Flow Visualization in a Pocketed Thrust Washer

The objectives of this study were to experimentally and numerically investigate oil flow in surface-pocketed thrust washers. In order to achieve the experimental aspects of this investigation, a thrust washer test rig was designed and developed to visualize the lubricant flow at the contact interface. A novel approach for creating the pockets was developed to allow optical inspection of the lubricant during thrust washer operation. The thrust washers were fabricated using a glass disk with a thin layer of steel shim stock adhered to the surface. The micrometer-thick shim stock was machined using an Nd:YAG laser to create the circular pocket geometries and then glued to the glass disk. A mirror and camera were placed below the semitransparent washer to observe the lubricant flow in the pocket. The results obtained from this configuration illustrate a cavitation bubble forming on the leading edge of the pocket followed by a sharp transition back to liquid. The size of the cavitation area was found to be a function of rotational speed, nominal bearing pressure (NBP), viscosity, and pocket geometry.
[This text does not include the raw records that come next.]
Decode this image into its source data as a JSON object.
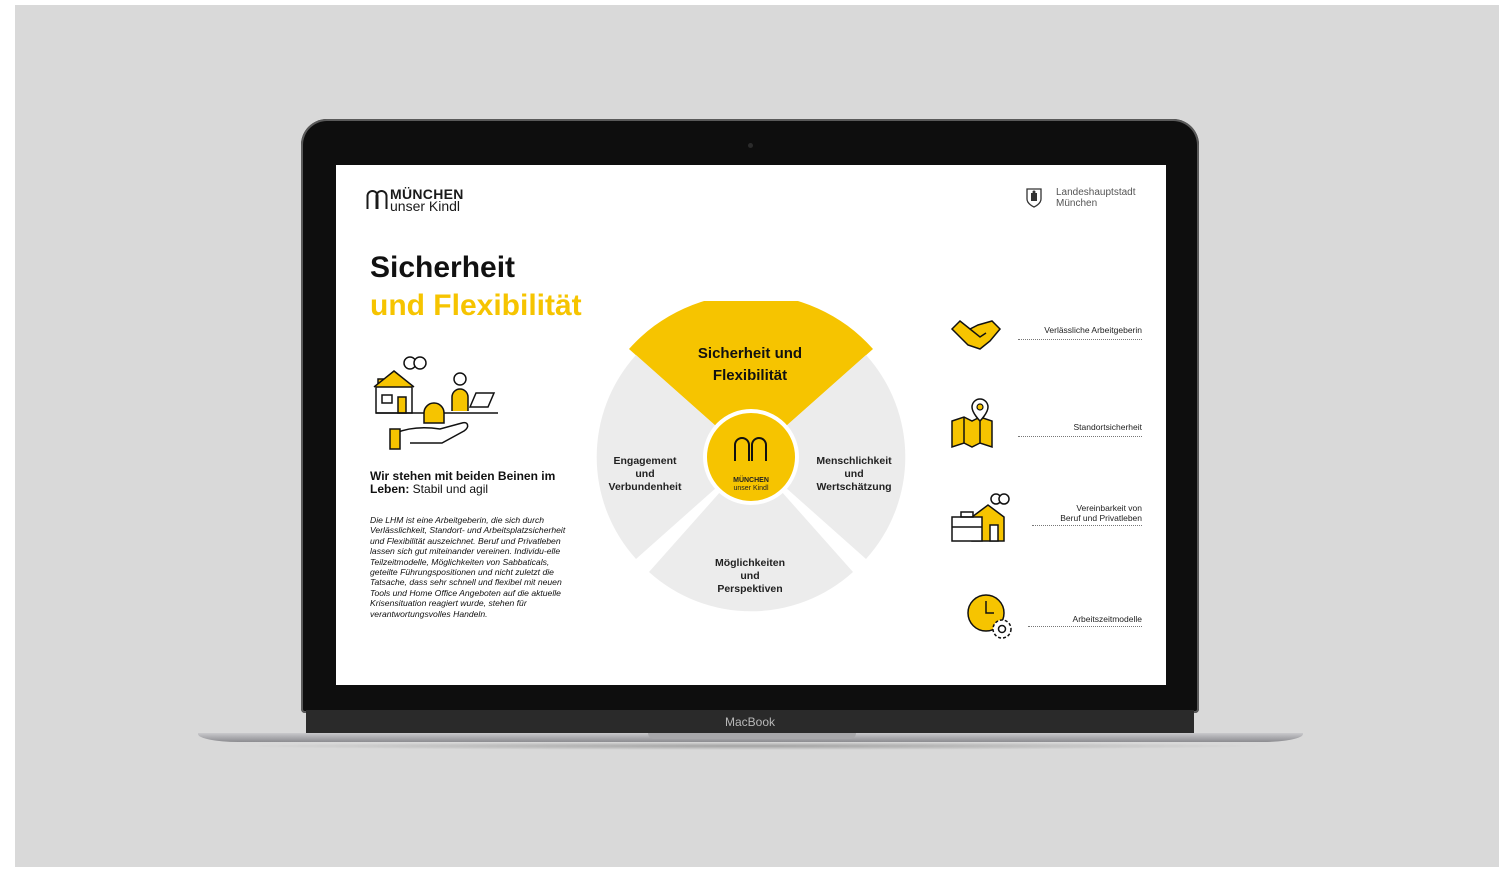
{
  "device": {
    "brand_label": "MacBook"
  },
  "header": {
    "logo_line1": "MÜNCHEN",
    "logo_line2": "unser Kindl",
    "city_line1": "Landeshauptstadt",
    "city_line2": "München"
  },
  "main": {
    "title_line1": "Sicherheit",
    "title_line2": "und Flexibilität",
    "tagline_bold": "Wir stehen mit beiden Beinen im Leben:",
    "tagline_rest": " Stabil und agil",
    "body": "Die LHM ist eine Arbeitgeberin, die sich durch Verlässlichkeit, Standort- und Arbeitsplatzsicherheit und Flexibilität auszeichnet. Beruf und Privatleben lassen sich gut miteinander vereinen. Individu-elle Teilzeitmodelle, Möglichkeiten von Sabbaticals, geteilte Führungspositionen und nicht zuletzt die Tatsache, dass sehr schnell und flexibel mit neuen Tools und Home Office Angeboten auf die aktuelle Krisensituation reagiert wurde, stehen für verantwortungsvolles Handeln."
  },
  "wheel": {
    "top_line1": "Sicherheit und",
    "top_line2": "Flexibilität",
    "left_line1": "Engagement",
    "left_line2": "und",
    "left_line3": "Verbundenheit",
    "right_line1": "Menschlichkeit",
    "right_line2": "und",
    "right_line3": "Wertschätzung",
    "bottom_line1": "Möglichkeiten",
    "bottom_line2": "und",
    "bottom_line3": "Perspektiven",
    "center_line1": "MÜNCHEN",
    "center_line2": "unser Kindl"
  },
  "benefits": [
    {
      "icon": "handshake-icon",
      "label": "Verlässliche Arbeitgeberin"
    },
    {
      "icon": "map-pin-icon",
      "label": "Standortsicherheit"
    },
    {
      "icon": "work-home-icon",
      "label_line1": "Vereinbarkeit von",
      "label_line2": "Beruf und Privatleben"
    },
    {
      "icon": "clock-gear-icon",
      "label": "Arbeitszeitmodelle"
    }
  ],
  "colors": {
    "accent": "#f6c400",
    "wheel_grey": "#ececec",
    "backdrop": "#d9d9d9"
  }
}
The cavitation area ratio (gaseous region divided by the pocket area) increased for greater speeds and higher viscosities and decreased for larger pocket diameters, deeper pockets, and higher NBPs. The friction force for various thrust washer designs was also measured as a function of load, speed, and lubricant. The results showed that shallower, wider pockets provided the lowest friction. It was found that, generally, the conditions that minimize friction also result in a stable cavitation region. ANSYS Fluent computational fluid dynamics software was used to develop a three-dimensional model of the pocketed thrust washer utilizing the full Navier-Stokes equations to investigate the cavitation and pressure distribution occurring at the contact and corroborate the experimental results.